To prevent a soggy crust, dust the raw crust with a thickening agent (cornstarch or flour) and then lightly brush with egg wash (whisk together 1 egg + 1 T. cream) before adding in the filling.
When making a blind pie crust, use pie weights to reduce the pie shell from shrinkage. Place parchment paper under pie weights first or else they will stick to the bottom of the pie. If you don’t have pie weights, you can use dried beans. - Cold Dough, Hot Oven!
Use frozen butter and dice into small cubes and put right back into the freezer if your not making the dough right away.
Chill water with some ice cubes before adding to dough.
After you roll out the crust, place it in the fridge to chill. This will help the crust from shrinking.
Place assembled pie in the fridge for about 15 minutes prior to baking, so it goes cold into a nice hot oven.
Cover with foil or pie protector to ensure filling is cooked through but that the crust doesn’t burn.
Watch to see when pie starts to bubble, then let it bake 5 more minutes.
EQUIPMENT
Pie tools:
To save time, you can use a commercial apple peeler/corer/slicer. I’ve used the Pampered Chef version which is fast and simple to use, however it yields spiral, thin slices. If your looking for more diced, chunky filling, then cut with a paring knife.
Pie plates:
I bake my pies in vintage ceramic pie plates which conduct slow, even heat. Sometimes you can vintage pie plates at antique shops or flea markets. I bake my pies in vintage ceramic pie plates which conduct slow, even heat. You can usually find a vintage pie dish at your local antique store, howeer, there are several modern brands like LeCruset or Emile Henry.

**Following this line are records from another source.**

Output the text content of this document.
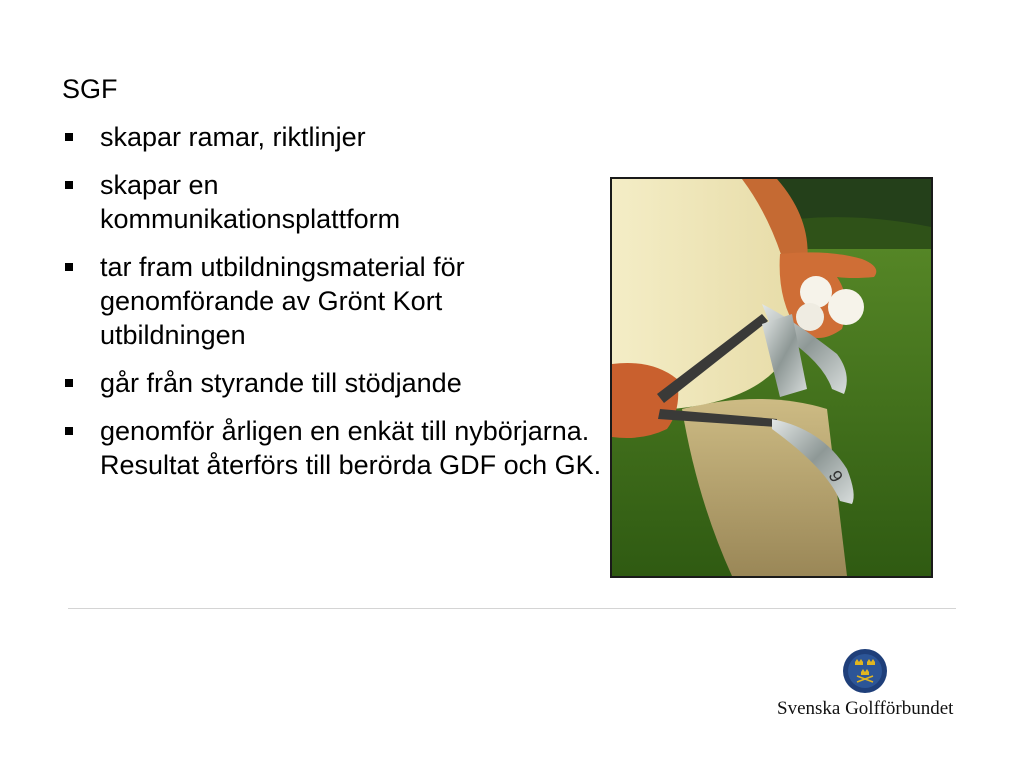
SGF
skapar ramar, riktlinjer
skapar en kommunikationsplattform
tar fram utbildningsmaterial för genomförande av Grönt Kort utbildningen
går från styrande till stödjande
genomför årligen en enkät till nybörjarna. Resultat återförs till berörda GDF och GK.	9
Svenska Golfförbundet
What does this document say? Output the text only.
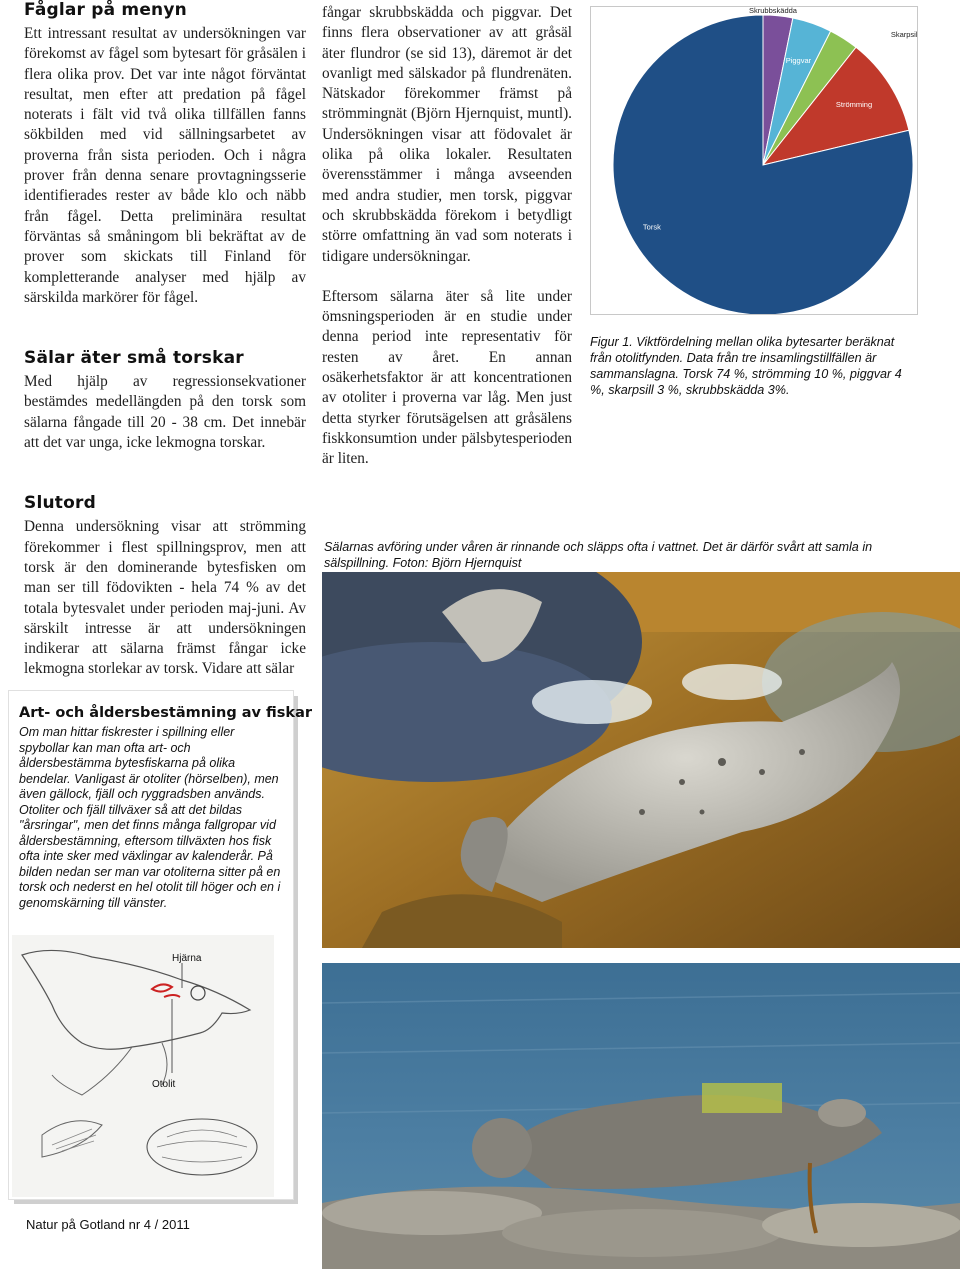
Fåglar på menyn

Ett intressant resultat av undersökningen var förekomst av fågel som bytesart för gråsälen i flera olika prov. Det var inte något förväntat resultat, men efter att predation på fågel noterats i fält vid två olika tillfällen fanns sökbilden med vid sällningsarbetet av proverna från sista perioden. Och i några prover från denna senare provtagningsserie identifierades rester av både klo och näbb från fågel. Detta preliminära resultat förväntas så småningom bli bekräftat av de prover som skickats till Finland för kompletterande analyser med hjälp av särskilda markörer för fågel.

Sälar äter små torskar

Med hjälp av regressionsekvationer bestämdes medellängden på den torsk som sälarna fångade till 20 - 38 cm. Det innebär att det var unga, icke lekmogna torskar.

Slutord

Denna undersökning visar att strömming förekommer i flest spillningsprov, men att torsk är den dominerande bytesfisken om man ser till födovikten - hela 74 % av det totala bytesvalet under perioden maj-juni. Av särskilt intresse är att undersökningen indikerar att sälarna främst fångar icke lekmogna storlekar av torsk. Vidare att sälar

fångar skrubbskädda och piggvar. Det finns flera observationer av att gråsäl äter flundror (se sid 13), däremot är det ovanligt med sälskador på flundrenäten. Nätskador förekommer främst på strömmingnät (Björn Hjernquist, muntl). Undersökningen visar att födovalet är olika på olika lokaler. Resultaten överensstämmer i många avseenden med andra studier, men torsk, piggvar och skrubbskädda förekom i betydligt större omfattning än vad som noterats i tidigare undersökningar.

Eftersom sälarna äter så lite under ömsningsperioden är en studie under denna period inte representativ för resten av året. En annan osäkerhetsfaktor är att koncentrationen av otoliter i proverna var låg. Men just detta styrker förutsägelsen att gråsälens fiskkonsumtion under pälsbytesperioden är liten.

Skrubbskädda
Piggvar
Skarpsill
Strömming
Torsk
Figur 1. Viktfördelning mellan olika bytesarter beräknat från otolitfynden. Data från tre insamlingstillfällen är sammanslagna. Torsk 74 %, strömming 10 %, piggvar 4 %, skarpsill 3 %, skrubbskädda 3%.
Sälarnas avföring under våren är rinnande och släpps ofta i vattnet. Det är därför svårt att samla in sälspillning. Foton: Björn Hjernquist
Art- och åldersbestämning av fiskar
Om man hittar fiskrester i spillning eller spybollar kan man ofta art- och åldersbestämma bytesfiskarna på olika bendelar. Vanligast är otoliter (hörselben), men även gällock, fjäll och ryggradsben används. Otoliter och fjäll tillväxer så att det bildas "årsringar", men det finns många fallgropar vid åldersbestämning, eftersom tillväxten hos fisk ofta inte sker med växlingar av kalenderår. På bilden nedan ser man var otoliterna sitter på en torsk och nederst en hel otolit till höger och en i genomskärning till vänster.
Hjärna
Otolit
Natur på Gotland nr 4 / 2011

Other types of pie plates include glass or metal. Glass will also conduct slow, even heat and also shows if the bottom crust has browned nicely. Metal pans, especially if they are dark, may brown the crust too fast, which could burn or overbake your pie.

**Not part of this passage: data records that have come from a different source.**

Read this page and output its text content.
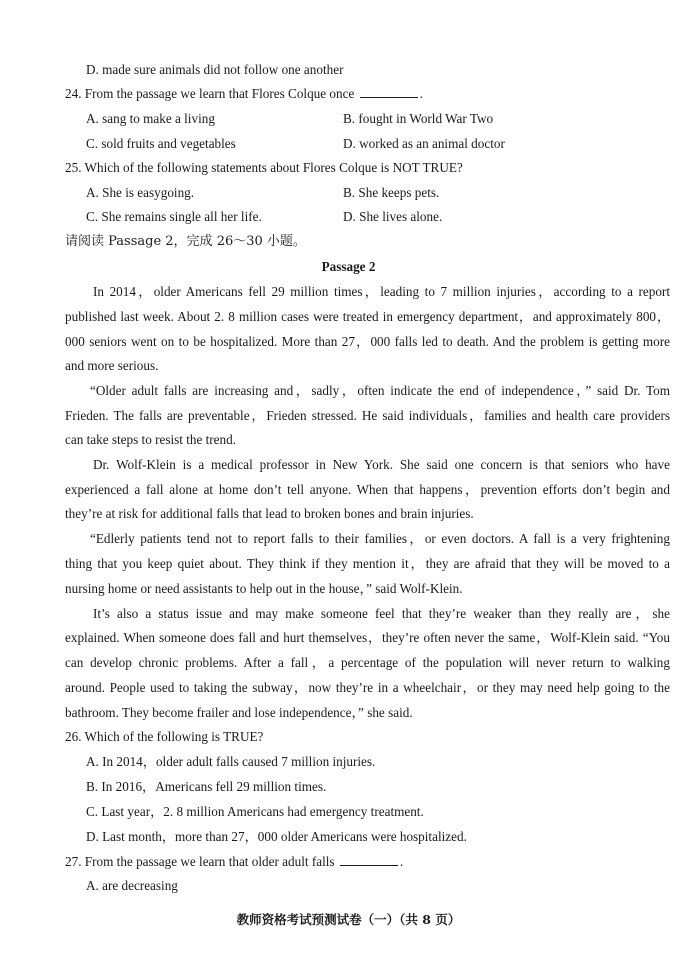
D. made sure animals did not follow one another
24. From the passage we learn that Flores Colque once	.
A. sang to make a living	B. fought in World War Two
C. sold fruits and vegetables	D. worked as an animal doctor
25. Which of the following statements about Flores Colque is NOT TRUE?
A. She is easygoing.	B. She keeps pets.
C. She remains single all her life.	D. She lives alone.
请阅读 Passage 2，完成 26～30 小题。
Passage 2
In 2014，older Americans fell 29 million times，leading to 7 million injuries，according to a report
published last week. About 2. 8 million cases were treated in emergency department，and approximately 800，
000 seniors went on to be hospitalized. More than 27，000 falls led to death. And the problem is getting more
and more serious.
“Older adult falls are increasing and，sadly，often indicate the end of independence，” said Dr. Tom
Frieden. The falls are preventable，Frieden stressed. He said individuals，families and health care providers
can take steps to resist the trend.
Dr. Wolf-Klein is a medical professor in New York. She said one concern is that seniors who have
experienced a fall alone at home don’t tell anyone. When that happens，prevention efforts don’t begin and
they’re at risk for additional falls that lead to broken bones and brain injuries.
“Edlerly patients tend not to report falls to their families，or even doctors. A fall is a very frightening
thing that you keep quiet about. They think if they mention it，they are afraid that they will be moved to a
nursing home or need assistants to help out in the house，” said Wolf-Klein.
It’s also a status issue and may make someone feel that they’re weaker than they really are，she
explained. When someone does fall and hurt themselves，they’re often never the same，Wolf-Klein said. “You
can develop chronic problems. After a fall，a percentage of the population will never return to walking
around. People used to taking the subway，now they’re in a wheelchair，or they may need help going to the
bathroom. They become frailer and lose independence，” she said.
26. Which of the following is TRUE?
A. In 2014，older adult falls caused 7 million injuries.
B. In 2016，Americans fell 29 million times.
C. Last year，2. 8 million Americans had emergency treatment.
D. Last month，more than 27，000 older Americans were hospitalized.
27. From the passage we learn that older adult falls	.
A. are decreasing
教师资格考试预测试卷（一）（共 8 页）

Tips for Pre-Baked Pie Crust Shell
For cream pies, your pie shell needs to be pre-baked. You can make the pie dough a day ahead.
Homemade Pie Crust
Ingredients
CRUST
- 2 c. unbleached flour
- 1 ½ tsp. sugar
- 1 tsp. salt
- 12 T. butter cold & diced into cubes
- ⅓ c. ice cold water
- 1 T. vodka lemon juice or white vinegar
Instructions
- Place flour, sugar, and salt into food processor. Add cold butter, water, and vodka and pulse just until the dough comes together.
- Pour out onto a piece of parchment paper or saran wrap and shape into (2) 8-10″ round disks. Refrigerate 10 minutes if using right away or refrigerate overnight.

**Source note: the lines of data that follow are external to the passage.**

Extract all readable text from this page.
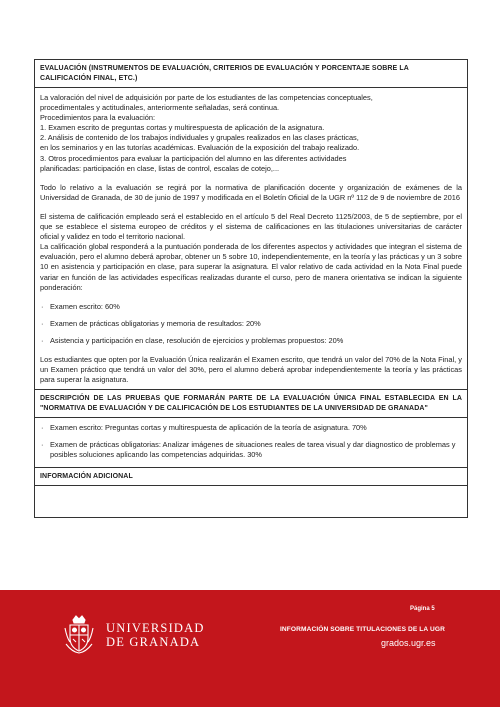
EVALUACIÓN (INSTRUMENTOS DE EVALUACIÓN, CRITERIOS DE EVALUACIÓN Y PORCENTAJE SOBRE LA CALIFICACIÓN FINAL, ETC.)

La valoración del nivel de adquisición por parte de los estudiantes de las competencias conceptuales,
procedimentales y actitudinales, anteriormente señaladas, será continua.
Procedimientos para la evaluación:
1. Examen escrito de preguntas cortas y multirespuesta de aplicación de la asignatura.
2. Análisis de contenido de los trabajos individuales y grupales realizados en las clases prácticas,
en los seminarios y en las tutorías académicas. Evaluación de la exposición del trabajo realizado.
3. Otros procedimientos para evaluar la participación del alumno en las diferentes actividades
planificadas: participación en clase, listas de control, escalas de cotejo,...

Todo lo relativo a la evaluación se regirá por la normativa de planificación docente y organización de exámenes de la Universidad de Granada, de 30 de junio de 1997 y modificada en el Boletín Oficial de la UGR nº 112 de 9 de noviembre de 2016

El sistema de calificación empleado será el establecido en el artículo 5 del Real Decreto 1125/2003, de 5 de septiembre, por el que se establece el sistema europeo de créditos y el sistema de calificaciones en las titulaciones universitarias de carácter oficial y validez en todo el territorio nacional.

La calificación global responderá a la puntuación ponderada de los diferentes aspectos y actividades que integran el sistema de evaluación, pero el alumno deberá aprobar, obtener un 5 sobre 10, independientemente, en la teoría y las prácticas y un 3 sobre 10 en asistencia y participación en clase, para superar la asignatura. El valor relativo de cada actividad en la Nota Final puede variar en función de las actividades específicas realizadas durante el curso, pero de manera orientativa se indican la siguiente ponderación:

· Examen escrito: 60%
· Examen de prácticas obligatorias y memoria de resultados: 20%
· Asistencia y participación en clase, resolución de ejercicios y problemas propuestos: 20%

Los estudiantes que opten por la Evaluación Única realizarán el Examen escrito, que tendrá un valor del 70% de la Nota Final, y un Examen práctico que tendrá un valor del 30%, pero el alumno deberá aprobar independientemente la teoría y las prácticas para superar la asignatura.

DESCRIPCIÓN DE LAS PRUEBAS QUE FORMARÁN PARTE DE LA EVALUACIÓN ÚNICA FINAL ESTABLECIDA EN LA "NORMATIVA DE EVALUACIÓN Y DE CALIFICACIÓN DE LOS ESTUDIANTES DE LA UNIVERSIDAD DE GRANADA"
· Examen escrito: Preguntas cortas y multirespuesta de aplicación de la teoría de asignatura. 70%
· Examen de prácticas obligatorias: Analizar imágenes de situaciones reales de tarea visual y dar diagnostico de problemas y posibles soluciones aplicando las competencias adquiridas. 30%
INFORMACIÓN ADICIONAL
Página 5
UNIVERSIDAD
DE GRANADA
INFORMACIÓN SOBRE TITULACIONES DE LA UGR
grados.ugr.es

- Lightly dust counter or baking mat with flour OR roll out onto between 2 sheets of parchment paper into flat layer about ⅛" thick.
- For bottom crust, shape into round disk with enough to hang 1” over your pie pan.Place crust in pie pan and lightly dust bottom of crust with thickening agent (clear jel or tapioca).
- Crimp the edges and brush all the crust with egg wash (1 egg yolk + 1 T. water or cream). Place crust back in fridge for 10 minutes. Add pie filling and follow baking instructions as needed.
- Repeat this step for the top crust. Place decorative shapes on top of crust with a dab of egg wash. Brush lattice with egg wash and sprinkle with course sanding sugar.
FOR LATTICE OR DECORATED TOP CRUST
- For the second disk of dough, lightly dust counter or baking mat with flour OR roll out onto between 2 sheets of parchment paper into flat layer about ⅛" thick.
- Use a pastry cutter to cut into 10 (1") strips or make cut-out decorative shapes with pie cutters or mini cookie cutters and place in fridge until ready to assemble pie. Place strips or cut-out decorations on a baking sheet lined with parchment paper and put back in fridge until ready to use.
- Place decorative shapes on top of lattice crust with a dab of egg wash. Brush lattice with egg wash and sprinkle with course sanding sugar. Place assembled pie in fridge to chill for 10 minutes.
FOR PRE-BAKED PIE SHELL
- Follow all the same instructions as above to roll-out dough.
- Place a round circle of parchment over the pie and fill bottom with pie weights or dry beans. Bake pie shell at 400° for 15 minutes.